Toronto, ON — With Canada’s economic growth forecast projected to return to positive territory in 2021, the overall outlook for construction remains favourable, albeit with some regional variation, according to latest Market Intelligence Report from construction consultancy BTY.
According to the report, BTY expects recovery efforts and accelerated trends from 2020 will spur investment opportunities in best positioned markets and sectors in the New Year.
The report forecasts projected construction cost escalation in Canada, with moderate escalation of 3 to 5 per cent in Ontario, British Columbia, and Quebec, with low escalation in Alberta (1% to 3 per cent Saskatchewan (0 to 2 per cent), Manitoba (1 to 3 per cent), and the Atlantic Provinces (0 to 2 per cent).
“The construction industry’s ability to rally after pandemic lockdowns and return to work safely reflects the resilience and adaptability it has shown through past crises and economic downturns,” said BTY’s managing director Toby Mallinder.

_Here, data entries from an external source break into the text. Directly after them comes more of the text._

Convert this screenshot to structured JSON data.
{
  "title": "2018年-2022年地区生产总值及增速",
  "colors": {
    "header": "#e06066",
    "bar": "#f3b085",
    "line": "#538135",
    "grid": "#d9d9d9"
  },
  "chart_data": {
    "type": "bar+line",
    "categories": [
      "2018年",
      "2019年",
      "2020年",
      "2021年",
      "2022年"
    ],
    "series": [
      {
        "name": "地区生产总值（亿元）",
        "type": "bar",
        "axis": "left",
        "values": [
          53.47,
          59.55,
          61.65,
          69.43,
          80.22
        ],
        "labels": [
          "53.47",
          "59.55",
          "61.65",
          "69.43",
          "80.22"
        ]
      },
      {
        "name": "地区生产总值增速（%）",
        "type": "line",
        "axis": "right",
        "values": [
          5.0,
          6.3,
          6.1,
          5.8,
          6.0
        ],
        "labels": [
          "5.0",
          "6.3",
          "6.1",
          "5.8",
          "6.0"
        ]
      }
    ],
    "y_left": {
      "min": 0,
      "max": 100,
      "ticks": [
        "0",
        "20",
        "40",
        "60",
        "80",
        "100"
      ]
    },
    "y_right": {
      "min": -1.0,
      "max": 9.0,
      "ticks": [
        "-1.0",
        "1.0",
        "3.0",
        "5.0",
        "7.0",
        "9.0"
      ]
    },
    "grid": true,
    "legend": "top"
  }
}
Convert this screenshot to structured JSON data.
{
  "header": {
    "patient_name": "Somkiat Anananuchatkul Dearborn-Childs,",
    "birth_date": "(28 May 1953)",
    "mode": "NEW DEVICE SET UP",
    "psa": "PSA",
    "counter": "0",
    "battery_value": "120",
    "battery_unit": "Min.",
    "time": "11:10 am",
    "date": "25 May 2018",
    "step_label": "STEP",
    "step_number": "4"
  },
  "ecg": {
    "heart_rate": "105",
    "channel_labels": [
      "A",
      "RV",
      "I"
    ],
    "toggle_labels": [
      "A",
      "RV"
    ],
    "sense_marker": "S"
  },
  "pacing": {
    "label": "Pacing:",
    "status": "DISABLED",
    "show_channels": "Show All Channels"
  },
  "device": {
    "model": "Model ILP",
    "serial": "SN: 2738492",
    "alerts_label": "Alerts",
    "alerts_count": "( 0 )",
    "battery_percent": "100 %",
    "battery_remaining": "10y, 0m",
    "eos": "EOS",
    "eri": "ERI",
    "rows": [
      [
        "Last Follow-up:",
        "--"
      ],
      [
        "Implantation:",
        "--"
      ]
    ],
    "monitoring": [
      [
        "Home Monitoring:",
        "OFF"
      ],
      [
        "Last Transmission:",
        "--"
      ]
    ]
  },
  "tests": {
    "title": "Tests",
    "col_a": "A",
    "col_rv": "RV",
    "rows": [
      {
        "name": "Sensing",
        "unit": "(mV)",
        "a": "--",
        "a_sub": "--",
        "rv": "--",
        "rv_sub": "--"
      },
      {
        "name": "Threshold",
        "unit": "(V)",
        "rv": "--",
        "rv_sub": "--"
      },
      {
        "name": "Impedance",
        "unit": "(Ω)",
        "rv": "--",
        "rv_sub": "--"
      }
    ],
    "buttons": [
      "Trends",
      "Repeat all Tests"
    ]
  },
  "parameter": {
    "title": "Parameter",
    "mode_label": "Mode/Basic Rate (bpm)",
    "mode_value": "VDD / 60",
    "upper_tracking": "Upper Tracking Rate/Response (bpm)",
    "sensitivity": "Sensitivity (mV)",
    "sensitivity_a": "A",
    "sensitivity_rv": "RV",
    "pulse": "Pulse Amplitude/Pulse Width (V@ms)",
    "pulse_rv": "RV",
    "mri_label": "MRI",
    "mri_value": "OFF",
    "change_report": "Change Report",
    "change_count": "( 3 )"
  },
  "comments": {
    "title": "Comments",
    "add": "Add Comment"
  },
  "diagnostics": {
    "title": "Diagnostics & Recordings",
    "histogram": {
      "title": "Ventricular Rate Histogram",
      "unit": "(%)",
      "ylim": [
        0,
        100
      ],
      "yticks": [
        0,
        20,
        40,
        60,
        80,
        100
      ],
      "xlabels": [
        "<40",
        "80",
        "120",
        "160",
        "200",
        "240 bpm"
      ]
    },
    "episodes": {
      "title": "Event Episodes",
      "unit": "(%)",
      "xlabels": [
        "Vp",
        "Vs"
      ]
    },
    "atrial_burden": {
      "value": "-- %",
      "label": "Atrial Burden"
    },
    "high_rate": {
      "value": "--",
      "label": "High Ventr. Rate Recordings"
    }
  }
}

The continuing impacts of COVID-19 on construction are being felt unevenly by province as well as sector, creating a mixed economic outlook across the country. While the residential forecast grew strongly in late 2020, uncertainty remains about longer-term expansion given the sharp drop in immigration and reduced foreign direct investment due to the pandemic.
“In the longer term, we are expecting changes driven by COVID-19—especially in technology—to accelerate improved productivity,” added Mallinder. “Achieving—and surpassing—pre-2020 construction activity levels still depends on a robust economic recovery supported by a speedy, successful and sustained vaccine rollout.”
Here is a province-by-province summary:
Ontario: An already robust infrastructure program – bolstered by increased government stimulus spending – will help offset sharp declines in commercial building and a projected dip in housing starts.
British Columbia: Mega energy projects, a long roster of major infrastructure projects and government stimulus spending will keep BC construction buoyant.
Alberta: The second sharpest economic contraction among provinces will prolong the return of construction to pre-2020 levels. The bright spot is rapidly growing private sector investment in renewables.
Saskatchewan: Continuing weakness in the energy and mineral mining sectors are slowing recovery, but booming agri-food production and exports will help the Province weather the storm until recovery takes hold.
Manitoba: Manitoba—expected to experience the least economic impact from COVID-19—will still see construction declines across the board despite new government infrastructure spending.
Quebec: With multiple major transportation projects underway, supported by added government investment in infrastructure, the non-residential sector should soon return to pre-2020 levels. Residential recovery may take longer to gain momentum but remains one of the hottest markets in the country.
Atlantic Canada: Buoyed by major capital spending, Nova Scotia and New Brunswick will bounce back stronger and faster than Prince Edward Island and Newfoundland and Labrador. Slow—and even negative population growth—will be an added drag.